Poco più di un anno prima, uno degli uragani formatisi al largo della costa occidentale dell'Africa ha preso una svolta inaspettata. Invece di dirigersi verso le Americhe, puntava a nord. Nei primi giorni di ottobre il “Lorenzo” ha sgomberato il Gruppo occidentale delle Azzorre, già indebolito dalla massima intensità di tre giorni prima.
passato dal isola dei fiori ea Corvo con raffiche che hanno superato i 160 km/h. A Flores, il vento e le onde hanno causato ingenti danni al porto di Lajes. Finirono anche con la barca “Ariel” che, fino all'agosto precedente, aveva assicurato il collegamento con Vila do Corvo.
Mentre scendevamo le scale fino al molo, con il sole che sorgeva a est, alcune gru stavano ancora completando la ricostruzione del porto. Da “Ariel” nessun segno. Troviamo invece un semirigido, poco profondo ma con motori potenti.
Il mare era agitato, scavato da onde vigorose che sbattevano il porto.

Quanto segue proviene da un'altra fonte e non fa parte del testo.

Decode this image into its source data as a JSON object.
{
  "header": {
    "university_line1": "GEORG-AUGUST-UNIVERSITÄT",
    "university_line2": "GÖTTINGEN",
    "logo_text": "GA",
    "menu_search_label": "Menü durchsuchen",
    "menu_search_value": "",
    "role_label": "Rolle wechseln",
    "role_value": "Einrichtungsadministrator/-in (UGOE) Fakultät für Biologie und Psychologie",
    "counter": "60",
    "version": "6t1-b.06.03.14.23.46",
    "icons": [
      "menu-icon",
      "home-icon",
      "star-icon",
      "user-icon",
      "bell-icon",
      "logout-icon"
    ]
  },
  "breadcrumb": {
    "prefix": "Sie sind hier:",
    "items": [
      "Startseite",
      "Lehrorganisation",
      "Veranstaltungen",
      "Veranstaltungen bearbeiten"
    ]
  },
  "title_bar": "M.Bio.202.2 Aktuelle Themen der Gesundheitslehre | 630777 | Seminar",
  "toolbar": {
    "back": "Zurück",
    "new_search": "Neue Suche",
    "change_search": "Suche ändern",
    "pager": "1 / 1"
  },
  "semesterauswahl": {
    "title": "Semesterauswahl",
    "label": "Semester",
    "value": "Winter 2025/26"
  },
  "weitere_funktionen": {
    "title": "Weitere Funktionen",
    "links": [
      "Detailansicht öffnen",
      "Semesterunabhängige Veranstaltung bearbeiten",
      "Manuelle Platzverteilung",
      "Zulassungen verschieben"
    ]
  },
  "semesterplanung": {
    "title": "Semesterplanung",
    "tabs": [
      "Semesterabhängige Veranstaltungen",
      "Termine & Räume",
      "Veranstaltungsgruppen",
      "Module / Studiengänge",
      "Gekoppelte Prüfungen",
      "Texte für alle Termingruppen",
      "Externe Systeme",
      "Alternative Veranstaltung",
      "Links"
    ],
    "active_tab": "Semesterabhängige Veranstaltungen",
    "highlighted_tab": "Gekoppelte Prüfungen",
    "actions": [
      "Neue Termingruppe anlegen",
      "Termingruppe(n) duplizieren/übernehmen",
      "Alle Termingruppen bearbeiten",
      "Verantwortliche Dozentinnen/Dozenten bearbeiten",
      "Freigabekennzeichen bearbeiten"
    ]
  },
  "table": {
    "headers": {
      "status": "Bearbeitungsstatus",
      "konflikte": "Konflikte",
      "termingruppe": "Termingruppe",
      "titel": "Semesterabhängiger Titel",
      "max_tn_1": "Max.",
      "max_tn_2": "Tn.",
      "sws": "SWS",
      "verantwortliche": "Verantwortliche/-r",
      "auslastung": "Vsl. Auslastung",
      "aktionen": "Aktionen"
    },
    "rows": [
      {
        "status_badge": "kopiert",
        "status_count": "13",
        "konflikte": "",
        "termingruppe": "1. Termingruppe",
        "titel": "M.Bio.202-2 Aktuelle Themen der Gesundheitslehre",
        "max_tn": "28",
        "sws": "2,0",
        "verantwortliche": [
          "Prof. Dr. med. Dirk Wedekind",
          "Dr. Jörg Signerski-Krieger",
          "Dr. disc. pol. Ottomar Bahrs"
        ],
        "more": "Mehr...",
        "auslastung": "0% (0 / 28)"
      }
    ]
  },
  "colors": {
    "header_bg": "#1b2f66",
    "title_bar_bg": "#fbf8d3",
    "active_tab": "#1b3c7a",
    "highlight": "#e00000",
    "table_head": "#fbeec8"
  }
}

Da tempo aspettavamo ancora la comparsa di un vero traghetto, una nave che ci impressionasse per le sue dimensioni, non per la potenza dei suoi motori. Invano.
Siamo tra i primi a salire a bordo. Il timoniere impartisce l'ordine da prua a poppa. Eravamo più esposti di quanto avremmo voluto.

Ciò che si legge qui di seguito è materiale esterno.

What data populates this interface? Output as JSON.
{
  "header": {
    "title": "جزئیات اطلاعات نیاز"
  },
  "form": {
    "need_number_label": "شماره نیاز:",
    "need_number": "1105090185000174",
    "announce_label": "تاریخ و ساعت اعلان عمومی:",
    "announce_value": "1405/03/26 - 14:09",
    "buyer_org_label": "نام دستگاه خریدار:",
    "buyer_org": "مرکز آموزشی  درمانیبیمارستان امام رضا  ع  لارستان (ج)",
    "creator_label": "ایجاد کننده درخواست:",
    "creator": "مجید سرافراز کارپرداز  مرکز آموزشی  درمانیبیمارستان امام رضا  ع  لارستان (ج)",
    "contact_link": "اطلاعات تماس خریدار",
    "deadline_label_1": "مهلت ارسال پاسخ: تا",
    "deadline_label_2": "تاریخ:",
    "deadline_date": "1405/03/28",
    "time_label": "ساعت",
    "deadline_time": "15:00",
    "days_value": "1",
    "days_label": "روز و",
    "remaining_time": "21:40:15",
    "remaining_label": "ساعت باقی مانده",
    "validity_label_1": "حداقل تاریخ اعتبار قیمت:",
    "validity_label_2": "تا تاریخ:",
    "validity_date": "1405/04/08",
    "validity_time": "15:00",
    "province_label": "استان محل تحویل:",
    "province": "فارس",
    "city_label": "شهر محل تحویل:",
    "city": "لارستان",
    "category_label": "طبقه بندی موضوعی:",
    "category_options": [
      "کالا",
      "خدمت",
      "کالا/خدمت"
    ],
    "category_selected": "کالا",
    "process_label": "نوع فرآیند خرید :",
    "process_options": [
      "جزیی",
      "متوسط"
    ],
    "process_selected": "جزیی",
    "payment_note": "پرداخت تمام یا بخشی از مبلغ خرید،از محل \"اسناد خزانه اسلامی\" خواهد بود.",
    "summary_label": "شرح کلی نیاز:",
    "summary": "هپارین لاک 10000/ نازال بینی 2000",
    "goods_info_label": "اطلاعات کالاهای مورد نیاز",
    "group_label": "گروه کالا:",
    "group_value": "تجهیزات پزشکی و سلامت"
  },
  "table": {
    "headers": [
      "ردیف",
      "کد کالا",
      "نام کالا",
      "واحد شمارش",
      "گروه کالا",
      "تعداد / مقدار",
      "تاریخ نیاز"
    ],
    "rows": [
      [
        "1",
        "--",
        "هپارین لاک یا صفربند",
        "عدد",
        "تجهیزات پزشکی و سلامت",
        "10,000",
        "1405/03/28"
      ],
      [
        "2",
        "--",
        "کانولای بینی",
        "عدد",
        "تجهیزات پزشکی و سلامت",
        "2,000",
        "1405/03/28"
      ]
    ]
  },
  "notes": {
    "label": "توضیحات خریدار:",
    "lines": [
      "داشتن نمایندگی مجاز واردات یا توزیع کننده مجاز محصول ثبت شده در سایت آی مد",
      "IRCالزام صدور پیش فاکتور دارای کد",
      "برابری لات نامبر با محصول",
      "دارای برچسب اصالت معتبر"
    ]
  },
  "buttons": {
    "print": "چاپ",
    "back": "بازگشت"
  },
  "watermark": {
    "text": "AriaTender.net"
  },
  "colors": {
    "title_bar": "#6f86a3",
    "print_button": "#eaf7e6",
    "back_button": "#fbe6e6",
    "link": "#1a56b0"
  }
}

A prima vista, lasciare il porto sembrava il tratto complicato per eccellenza. Non appena lasciamo la proiezione marina di Flores, le onde aumentano, cambiano schema. Ci sottopongono ad una navigazione semiacrobatica.
Isola Corvo in vista
Proprio così, dopo 45 minuti di salti tra le basse e le vertiginose vette dell'Atlantico, entriamo nel molo di Vila do Corvo, capitale e villaggio unico della più piccola delle isole Azzorre.
Accettiamo una corsa condivisa con altri tre passeggeri. Già installati nella locanda, ogni nuovo minuto sentivamo l'ansia di salire a quello che era, per eccellenza, il magico dominio naturale dell'isola: il suo Caldeirão.

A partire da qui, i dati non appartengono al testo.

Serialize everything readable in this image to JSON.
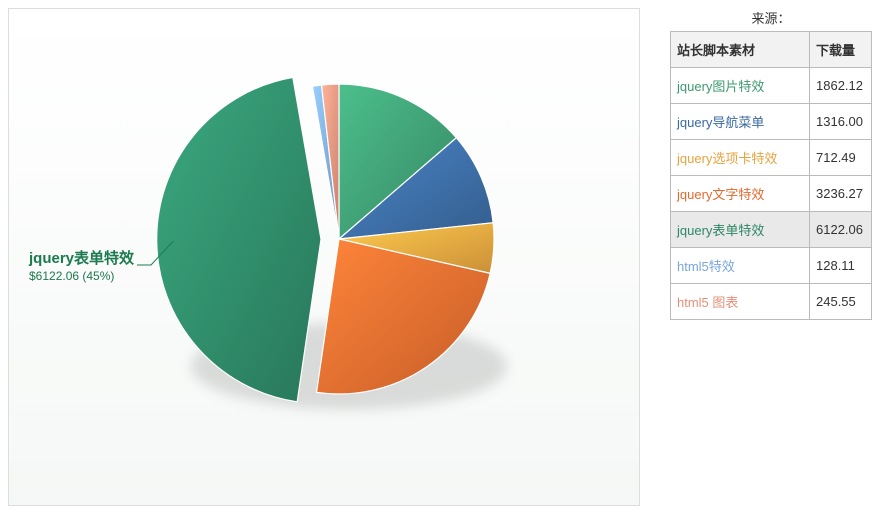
{
  "chart_data": {
    "type": "pie",
    "series": [
      {
        "name": "jquery图片特效",
        "value": 1862.12,
        "color": "#3d9970"
      },
      {
        "name": "jquery导航菜单",
        "value": 1316.0,
        "color": "#3b6aa0"
      },
      {
        "name": "jquery选项卡特效",
        "value": 712.49,
        "color": "#e7a33e"
      },
      {
        "name": "jquery文字特效",
        "value": 3236.27,
        "color": "#e26a2e"
      },
      {
        "name": "jquery表单特效",
        "value": 6122.06,
        "color": "#2e8766",
        "selected": true
      },
      {
        "name": "html5特效",
        "value": 128.11,
        "color": "#7aa6d8"
      },
      {
        "name": "html5 图表",
        "value": 245.55,
        "color": "#e4907a"
      }
    ],
    "callout": {
      "name": "jquery表单特效",
      "value_text": "$6122.06 (45%)"
    }
  },
  "table": {
    "title": "来源：",
    "headers": {
      "col1": "站长脚本素材",
      "col2": "下载量"
    }
  }
}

"Ma vuoi andare adesso?" ci chiedi il sig. Noel, quando l'abbiamo chiamato chiedendo un servizio taxi. «Non appena posso, per favore. Ma perché ora non funziona per te?" lo mettiamo in discussione. «Sarò lì tra dieci minuti. È solo perché sono venuto da lì poco fa e tutto era chiuso". Ma di solito chiudi più tardi nel corso della giornata?" “No, quello lassù non si sa mai. Cambi in pochi minuti. illuminaci. “Senti, andiamo a trovarti presto. Da qui vediamo le nuvole scorrere a grande velocità. Ci devono essere delle pause al sole".
Detto fatto. Mentre salivamo, il sig. Noel ci consiglia di non avventurarci lungo la riva. Con fondate ragioni. Nubi e vento sferzavano la cima del Calderone. Sul lato ovest, le scogliere della caldera misuravano 718 metri sopra l'oceano. Erano, infatti, una delle massime elevazioni costiere del Nord Atlantico.
La visione del calderone del corvo abbagliante
Noel ci lascia al belvedere di Caldeirão, vicino all'inizio del sentiero che lo collegava al retro. E accanto a una jeep dei vigili del fuoco di Vila do Corvo, senza tracce di occupanti ma, a quanto pare, parcheggiata pronta ad aiutare gli escursionisti feriti.
Nella direzione opposta, la burrasca umida irrigava il lato dell'isola rivolto verso l'oceano, tagliato da piccoli terreni ondulati.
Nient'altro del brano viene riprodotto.